Joe averaged 31.5 points, 17.5 rebounds and 4.5 blocked shots during his senior year, and finished his Kohler career with 2,086 points and 1,255 rebounds. He set six state tournament records. He was named AP and UPI State Player of the Year.
Later in the spring of 1983, Joe became the first Wisconsin player to participate in the McDonald's All-American High School Basketball Game. He also competed in the Capital Classic All-Star Game in Washington, D.C.
Even those accomplishments don't lend full perspective to what a dominant force Wolf truly was during his storied prep career.
"When I see the list of Wisconsin's top all-time scorers in the Wisconsin Basketball Yearbook, Joe's not in the top 10," Swanson said. "What people should understand is that Joe played without the 3-point shot, and he was an excellent shooter at that distance. And he was never in a game in which we were up by 35 points, still taking shots. We didn't play him at all in a lot of fourth quarters."
Wolf broke the hearts of many Marquette fans by electing to attend North Carolina, but Joe values the life lessons he learned at Chapel Hill while playing four seasons for Smith, the Hall-of-Fame coach.
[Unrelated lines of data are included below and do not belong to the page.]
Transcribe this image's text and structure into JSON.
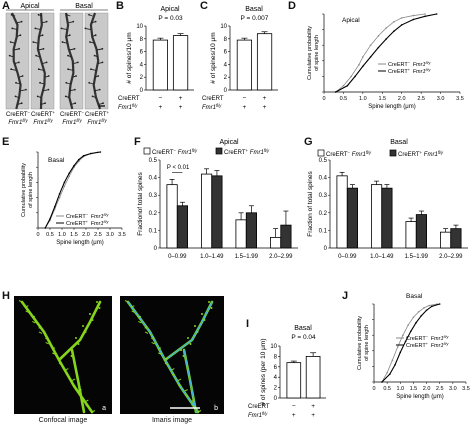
{
  "panel_labels": [
    "A",
    "B",
    "C",
    "D",
    "E",
    "F",
    "G",
    "H",
    "I",
    "J"
  ],
  "A": {
    "titles": [
      "Apical",
      "Basal"
    ],
    "genotypes": [
      {
        "cre": "CreERT−",
        "fmr": "Fmr1fl/y"
      },
      {
        "cre": "CreERT+",
        "fmr": "Fmr1fl/y"
      },
      {
        "cre": "CreERT−",
        "fmr": "Fmr1fl/y"
      },
      {
        "cre": "CreERT+",
        "fmr": "Fmr1fl/y"
      }
    ]
  },
  "chart_data": [
    {
      "id": "B",
      "type": "bar",
      "title": "Apical",
      "ylabel": "# of spines/10 μm",
      "ylim": [
        0,
        10
      ],
      "yticks": [
        0,
        2,
        4,
        6,
        8,
        10
      ],
      "values": [
        7.8,
        8.5
      ],
      "errors": [
        0.3,
        0.3
      ],
      "fills": [
        "#ffffff",
        "#ffffff"
      ],
      "annotation": "P = 0.03",
      "rows": [
        {
          "label": "CreERT",
          "values": [
            "−",
            "+"
          ]
        },
        {
          "label": "Fmr1fl/y",
          "values": [
            "+",
            "+"
          ]
        }
      ]
    },
    {
      "id": "C",
      "type": "bar",
      "title": "Basal",
      "ylabel": "# of spines/10 μm",
      "ylim": [
        0,
        10
      ],
      "yticks": [
        0,
        2,
        4,
        6,
        8,
        10
      ],
      "values": [
        7.8,
        8.8
      ],
      "errors": [
        0.3,
        0.3
      ],
      "fills": [
        "#ffffff",
        "#ffffff"
      ],
      "annotation": "P = 0.007",
      "rows": [
        {
          "label": "CreERT",
          "values": [
            "−",
            "+"
          ]
        },
        {
          "label": "Fmr1fl/y",
          "values": [
            "+",
            "+"
          ]
        }
      ]
    },
    {
      "id": "D",
      "type": "line",
      "title": "Apical",
      "xlabel": "Spine length (μm)",
      "ylabel": "Cumulative probability of spine length",
      "xlim": [
        0,
        3.5
      ],
      "ylim": [
        0,
        1
      ],
      "xticks": [
        0,
        0.5,
        1,
        1.5,
        2,
        2.5,
        3,
        3.5
      ],
      "xticklabels": [
        "0",
        "0.5",
        "1.0",
        "1.5",
        "2.0",
        "2.5",
        "3.0",
        "3.5"
      ],
      "yticks": [
        0,
        0.2,
        0.4,
        0.6,
        0.8,
        1
      ],
      "series": [
        {
          "name": "CreERT− Fmr1fl/y",
          "color": "#888888",
          "x": [
            0.3,
            0.5,
            0.7,
            0.9,
            1.0,
            1.2,
            1.4,
            1.6,
            1.8,
            2.0,
            2.3,
            2.6
          ],
          "y": [
            0,
            0.08,
            0.2,
            0.35,
            0.45,
            0.6,
            0.72,
            0.82,
            0.9,
            0.95,
            0.98,
            1
          ]
        },
        {
          "name": "CreERT+ Fmr1fl/y",
          "color": "#000000",
          "x": [
            0.3,
            0.6,
            0.8,
            1.0,
            1.2,
            1.4,
            1.6,
            1.8,
            2.0,
            2.3,
            2.6,
            2.9
          ],
          "y": [
            0,
            0.08,
            0.2,
            0.33,
            0.45,
            0.57,
            0.68,
            0.78,
            0.86,
            0.93,
            0.97,
            1
          ]
        }
      ]
    },
    {
      "id": "E",
      "type": "line",
      "title": "Basal",
      "xlabel": "Spine length (μm)",
      "ylabel": "Cumulative probability of spine length",
      "xlim": [
        0,
        3.5
      ],
      "ylim": [
        0,
        1
      ],
      "xticks": [
        0,
        0.5,
        1,
        1.5,
        2,
        2.5,
        3,
        3.5
      ],
      "xticklabels": [
        "0",
        "0.5",
        "1.0",
        "1.5",
        "2.0",
        "2.5",
        "3.0",
        "3.5"
      ],
      "yticks": [
        0,
        0.2,
        0.4,
        0.6,
        0.8,
        1
      ],
      "series": [
        {
          "name": "CreERT− Fmr1fl/y",
          "color": "#888888",
          "x": [
            0.3,
            0.5,
            0.7,
            0.9,
            1.1,
            1.3,
            1.5,
            1.7,
            1.9,
            2.2,
            2.5
          ],
          "y": [
            0,
            0.1,
            0.25,
            0.4,
            0.55,
            0.68,
            0.8,
            0.88,
            0.94,
            0.98,
            1
          ]
        },
        {
          "name": "CreERT+ Fmr1fl/y",
          "color": "#000000",
          "x": [
            0.3,
            0.5,
            0.7,
            0.9,
            1.1,
            1.3,
            1.5,
            1.7,
            1.9,
            2.2,
            2.6
          ],
          "y": [
            0,
            0.12,
            0.28,
            0.45,
            0.6,
            0.72,
            0.82,
            0.9,
            0.95,
            0.98,
            1
          ]
        }
      ]
    },
    {
      "id": "F",
      "type": "bar",
      "title": "Apical",
      "ylabel": "Fractionof total spines",
      "ylim": [
        0,
        0.5
      ],
      "yticks": [
        0,
        0.1,
        0.2,
        0.3,
        0.4,
        0.5
      ],
      "yticklabels": [
        "0",
        "0.1",
        "0.2",
        "0.3",
        "0.4",
        "0.5"
      ],
      "categories": [
        "0–0.99",
        "1.0–1.49",
        "1.5–1.99",
        "2.0–2.99"
      ],
      "series": [
        {
          "name": "CreERT− Fmr1fl/y",
          "fill": "#ffffff",
          "values": [
            0.36,
            0.42,
            0.16,
            0.06
          ],
          "errors": [
            0.03,
            0.03,
            0.04,
            0.05
          ]
        },
        {
          "name": "CreERT+ Fmr1fl/y",
          "fill": "#333333",
          "values": [
            0.24,
            0.41,
            0.2,
            0.13
          ],
          "errors": [
            0.02,
            0.03,
            0.04,
            0.08
          ]
        }
      ],
      "annotation": "P < 0.01"
    },
    {
      "id": "G",
      "type": "bar",
      "title": "Basal",
      "ylabel": "Fraction of total spines",
      "ylim": [
        0,
        0.5
      ],
      "yticks": [
        0,
        0.1,
        0.2,
        0.3,
        0.4,
        0.5
      ],
      "yticklabels": [
        "0",
        "0.1",
        "0.2",
        "0.3",
        "0.4",
        "0.5"
      ],
      "categories": [
        "0–0.99",
        "1.0–1.49",
        "1.5–1.99",
        "2.0–2.99"
      ],
      "series": [
        {
          "name": "CreERT− Fmr1fl/y",
          "fill": "#ffffff",
          "values": [
            0.41,
            0.36,
            0.15,
            0.09
          ],
          "errors": [
            0.02,
            0.02,
            0.02,
            0.02
          ]
        },
        {
          "name": "CreERT+ Fmr1fl/y",
          "fill": "#333333",
          "values": [
            0.34,
            0.34,
            0.19,
            0.11
          ],
          "errors": [
            0.02,
            0.02,
            0.02,
            0.02
          ]
        }
      ]
    },
    {
      "id": "I",
      "type": "bar",
      "title": "Basal",
      "ylabel": "# of spines (per 10 μm)",
      "ylim": [
        0,
        10
      ],
      "yticks": [
        0,
        2,
        4,
        6,
        8,
        10
      ],
      "values": [
        6.8,
        8.0
      ],
      "errors": [
        0.3,
        0.7
      ],
      "fills": [
        "#ffffff",
        "#ffffff"
      ],
      "annotation": "P = 0.04",
      "rows": [
        {
          "label": "CreERT",
          "values": [
            "−",
            "+"
          ]
        },
        {
          "label": "Fmr1fl/y",
          "values": [
            "+",
            "+"
          ]
        }
      ]
    },
    {
      "id": "J",
      "type": "line",
      "title": "Basal",
      "xlabel": "Spine length (μm)",
      "ylabel": "Cumulative probability of spine length",
      "xlim": [
        0,
        3.5
      ],
      "ylim": [
        0,
        1
      ],
      "xticks": [
        0,
        0.5,
        1,
        1.5,
        2,
        2.5,
        3,
        3.5
      ],
      "xticklabels": [
        "0",
        "0.5",
        "1.0",
        "1.5",
        "2.0",
        "2.5",
        "3.0",
        "3.5"
      ],
      "yticks": [
        0,
        0.2,
        0.4,
        0.6,
        0.8,
        1
      ],
      "series": [
        {
          "name": "CreERT− Fmr1fl/y",
          "color": "#888888",
          "x": [
            0.3,
            0.5,
            0.7,
            0.9,
            1.1,
            1.3,
            1.5,
            1.7,
            1.9,
            2.1,
            2.4
          ],
          "y": [
            0,
            0.12,
            0.28,
            0.45,
            0.6,
            0.73,
            0.83,
            0.9,
            0.95,
            0.98,
            1
          ]
        },
        {
          "name": "CreERT+ Fmr1fl/y",
          "color": "#000000",
          "x": [
            0.3,
            0.6,
            0.8,
            1.0,
            1.2,
            1.4,
            1.6,
            1.8,
            2.0,
            2.2,
            2.5
          ],
          "y": [
            0,
            0.1,
            0.22,
            0.38,
            0.52,
            0.65,
            0.76,
            0.85,
            0.92,
            0.97,
            1
          ]
        }
      ]
    }
  ],
  "H": {
    "captions": [
      "Confocal image",
      "Imaris image"
    ],
    "sublabels": [
      "a",
      "b"
    ],
    "colors": {
      "dendrite": "#86d51c",
      "surface": "#3fb1d6",
      "background": "#050505"
    }
  }
}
The Los Angeles Clippers selected Joe with the 12th overall pick in the 1987 NBA Draft, and he played nine NBA seasons -- for the Clippers, the Denver Nuggets, the Boston Celtics, the Portland Trail Blazers, the Charlotte Hornets and the Orlando Magic – and one season in Spain before Milwaukee became his seventh NBA stop.
He was glad to be back home.
"The friendliness, the family feeling, the values … Wisconsin society is very pleasant, and something I really appreciated growing up when I got to be of age and see what the world's about," Joe said.
Joe's jersey retirement ceremony at Kohler was an emotional experience for his family.
"I think I'm allowed to toot my brother's horn," Jeff Wolf said. "He deserved it, not only because he's a good basketball player, but because he's a good person and role model. And Joe's not afraid to be a role model. In fact, I think he kind of relishes it, because when he talks to groups, especially the young kids, he'll say, ‘Yeah, I had talent, but I had to work hard, and I'm still a kid from tiny Kohler, Wisconsin. But I've fulfilled my dreams, and you can, too."
Joe was visibly touched by the ceremony, too.
"It was emotional for me because my brothers and sister had worn No. 42," he said. "Obviously my sister didn't wear the same jersey, but we all wore the number. They were all there. It wasn't just retiring my number; it was a tribute to my family, and that had a lot of special meaning."